When the last glacier slips beneath the sea and Earth dies off, Nelson Cruz will still be smacking dingers
Every season, I thought it would end. You probably did, too.
Even six years ago, when Nelson Cruz hit 40 home runs for the first time for the Orioles, I thought that was it.
Sure, 40 is a huge number, but he'd never done it before -- he'd only reached 30 once -- and he was already 34 years old. He'd already been in the league for 10 years. It was a fluke. He'd probably be retired in two years, playing in some celebrity softball game with Justin Bieber.
And then the Mariners gave him a four-year contract. We all laughed. Maybe he'd be good for a year or two. But four? He probably won't hit 40 home runs again. Maybe 25.
But no, Cruz continued to defy time and bomb away out in Seattle. He hit 44 dingers in his first year and 43 in the second. He was clearing entire stadiums at the age of 36.

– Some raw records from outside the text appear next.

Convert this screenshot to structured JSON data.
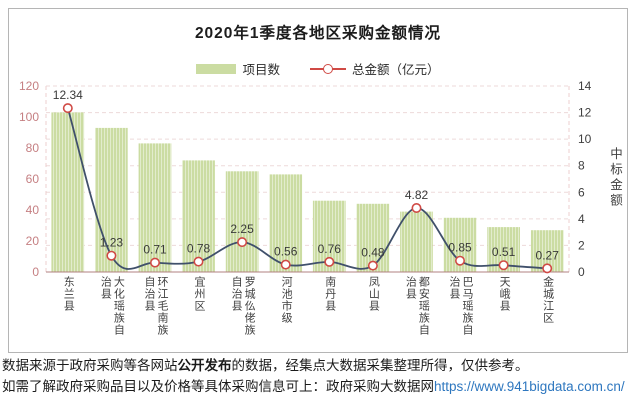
{
  "chart_data": {
    "type": "bar",
    "title": "2020年1季度各地区采购金额情况",
    "categories": [
      "东兰县",
      "大化瑶族自治县",
      "环江毛南族自治县",
      "宜州区",
      "罗城仫佬族自治县",
      "河池市级",
      "南丹县",
      "凤山县",
      "都安瑶族自治县",
      "巴马瑶族自治县",
      "天峨县",
      "金城江区"
    ],
    "series": [
      {
        "name": "项目数",
        "type": "bar",
        "axis": "left",
        "color": "#cbdca2",
        "values": [
          103,
          93,
          83,
          72,
          65,
          63,
          46,
          44,
          39,
          35,
          29,
          27
        ]
      },
      {
        "name": "总金额（亿元）",
        "type": "line",
        "axis": "right",
        "color": "#40506b",
        "marker_color": "#d04a45",
        "values": [
          12.34,
          1.23,
          0.71,
          0.78,
          2.25,
          0.56,
          0.76,
          0.48,
          4.82,
          0.85,
          0.51,
          0.27
        ],
        "point_labels_visible": true
      }
    ],
    "left_axis": {
      "min": 0,
      "max": 120,
      "step": 20,
      "tick_color": "#c57f82"
    },
    "right_axis": {
      "min": 0,
      "max": 14,
      "step": 2,
      "title": "中标金额",
      "tick_color": "#3f3f3f"
    },
    "grid": {
      "horizontal": true,
      "style": "dashed",
      "color": "#eddada"
    },
    "legend_position": "top"
  },
  "footer": {
    "line1_pre": "数据来源于政府采购等各网站",
    "line1_bold": "公开发布",
    "line1_post": "的数据，经集点大数据采集整理所得，仅供参考。",
    "line2_text": "如需了解政府采购品目以及价格等具体采购信息可上：政府采购大数据网",
    "line2_link": "https://www.941bigdata.com.cn/",
    "link_color": "#2e77bf"
  }
}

Still, you thought, there's no way this guy can keep up this pace. He's into his late-30's. Players just don't continue doing this. He was old enough to be some player's dads. He takes naps in the clubhouse. And then Cruz hit 39 in his third year, leading the league with 119 RBIs. He hit 37 in the following, the year he turned 38. He was Benjamin Button. He was like a bottle of fine wine, if wine could talk and walk and crush home runs.

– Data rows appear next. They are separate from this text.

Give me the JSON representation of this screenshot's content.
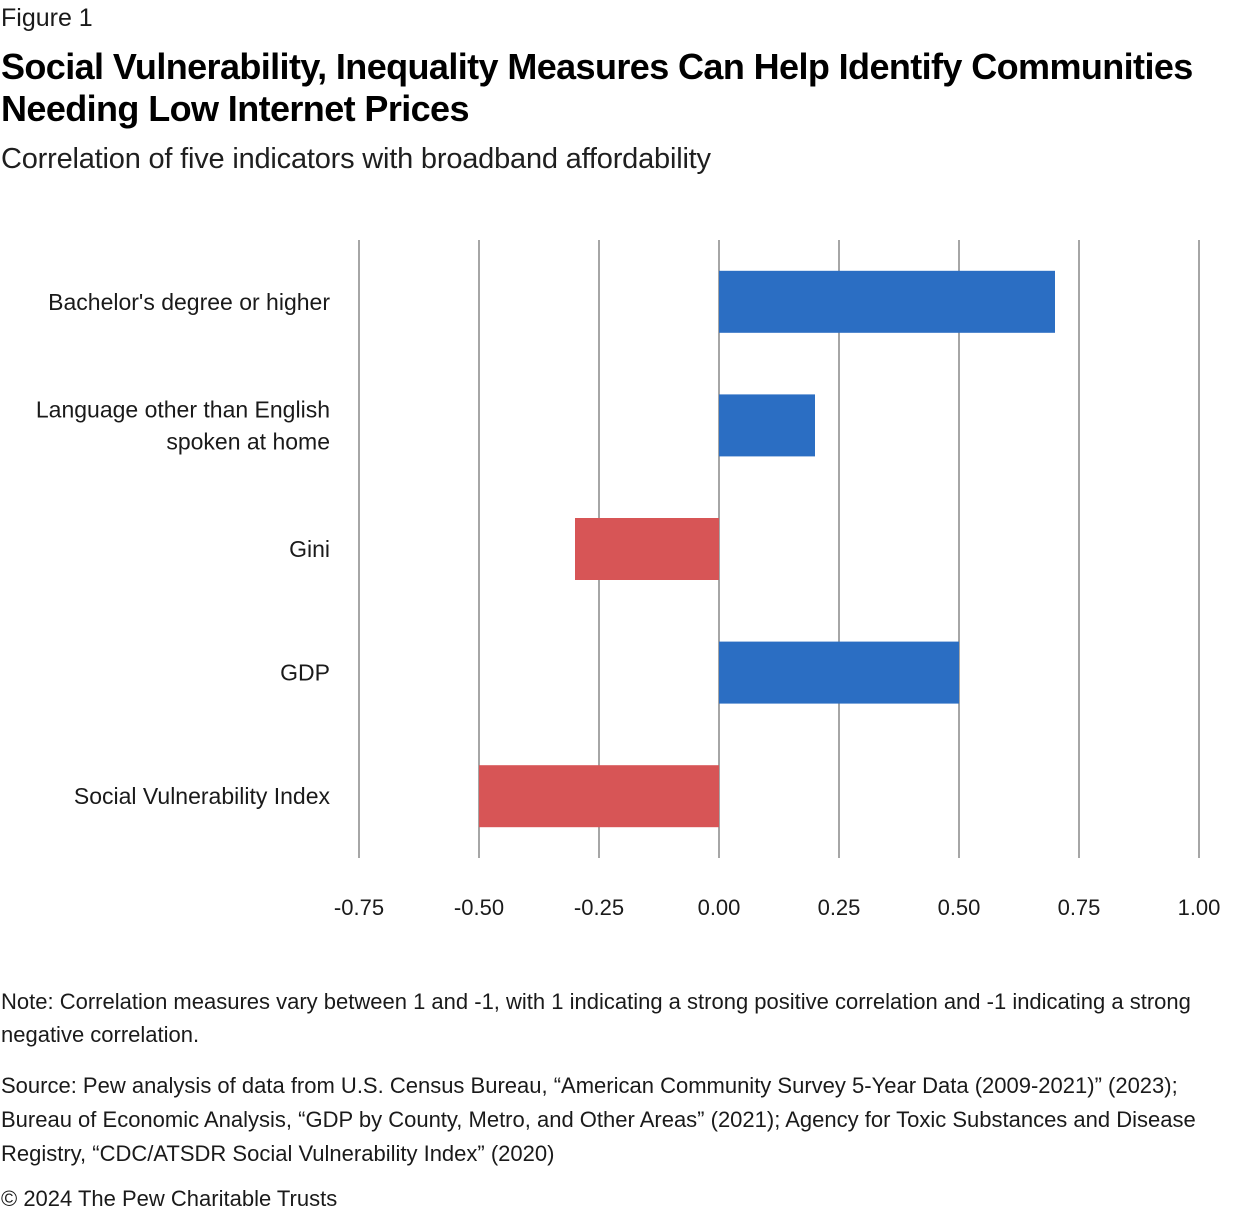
{
  "figure_label": "Figure 1",
  "title": "Social Vulnerability, Inequality Measures Can Help Identify Communities Needing Low Internet Prices",
  "subtitle": "Correlation of five indicators with broadband affordability",
  "note": "Note: Correlation measures vary between 1 and -1, with 1 indicating a strong positive correlation and -1 indicating a strong negative correlation.",
  "source": "Source: Pew analysis of data from U.S. Census Bureau, “American Community Survey 5-Year Data (2009-2021)” (2023); Bureau of Economic Analysis, “GDP by County, Metro, and Other Areas” (2021); Agency for Toxic Substances and Disease Registry, “CDC/ATSDR Social Vulnerability Index” (2020)",
  "copyright": "© 2024 The Pew Charitable Trusts",
  "colors": {
    "positive": "#2b6ec3",
    "negative": "#d75556",
    "grid": "#a6a6a6"
  },
  "chart_data": {
    "type": "bar",
    "orientation": "horizontal",
    "title": "Social Vulnerability, Inequality Measures Can Help Identify Communities Needing Low Internet Prices",
    "subtitle": "Correlation of five indicators with broadband affordability",
    "xlabel": "",
    "ylabel": "",
    "categories": [
      [
        "Bachelor's degree or higher"
      ],
      [
        "Language other than English",
        "spoken at home"
      ],
      [
        "Gini"
      ],
      [
        "GDP"
      ],
      [
        "Social Vulnerability Index"
      ]
    ],
    "category_names": [
      "Bachelor's degree or higher",
      "Language other than English spoken at home",
      "Gini",
      "GDP",
      "Social Vulnerability Index"
    ],
    "values": [
      0.7,
      0.2,
      -0.3,
      0.5,
      -0.5
    ],
    "xlim": [
      -0.75,
      1.0
    ],
    "xticks": [
      -0.75,
      -0.5,
      -0.25,
      0.0,
      0.25,
      0.5,
      0.75,
      1.0
    ],
    "xtick_labels": [
      "-0.75",
      "-0.50",
      "-0.25",
      "0.00",
      "0.25",
      "0.50",
      "0.75",
      "1.00"
    ],
    "grid": "vertical",
    "legend": "none"
  }
}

OK, but that's it. That was enough. Even after all of this, he had to decline. He had to be done. He was entering his age-39 season. He would be the oldest everyday offensive player in baseball.
Teams seemed to realize this. Despite his great 2018, Cruz languished in free agency for months, eventually settling for a one-year contract with the Twins. And then, well, he continued to destroy baseballs.
He has 32 total homers and has hit three in one game twice in the past two weeks. He has 16 in his last 24 games. He hit two more last night. He's a machine. He will never, ever stop.
The Twins should extend him to a five-year deal. Maybe 10. Maybe a lifetime contract. He's only getting better. He'll only continue hitting more and more home runs. Maybe until there are no more left to hit.
When the final super storm wipes the rest of us away, when the last flower in Earth's forest wilts and dies, when the sun burns out into just another anonymous star in our polluted skies, Nelson Cruz will be out there launching baseballs out and over a wall. Go ahead and doubt him. It just makes him stronger.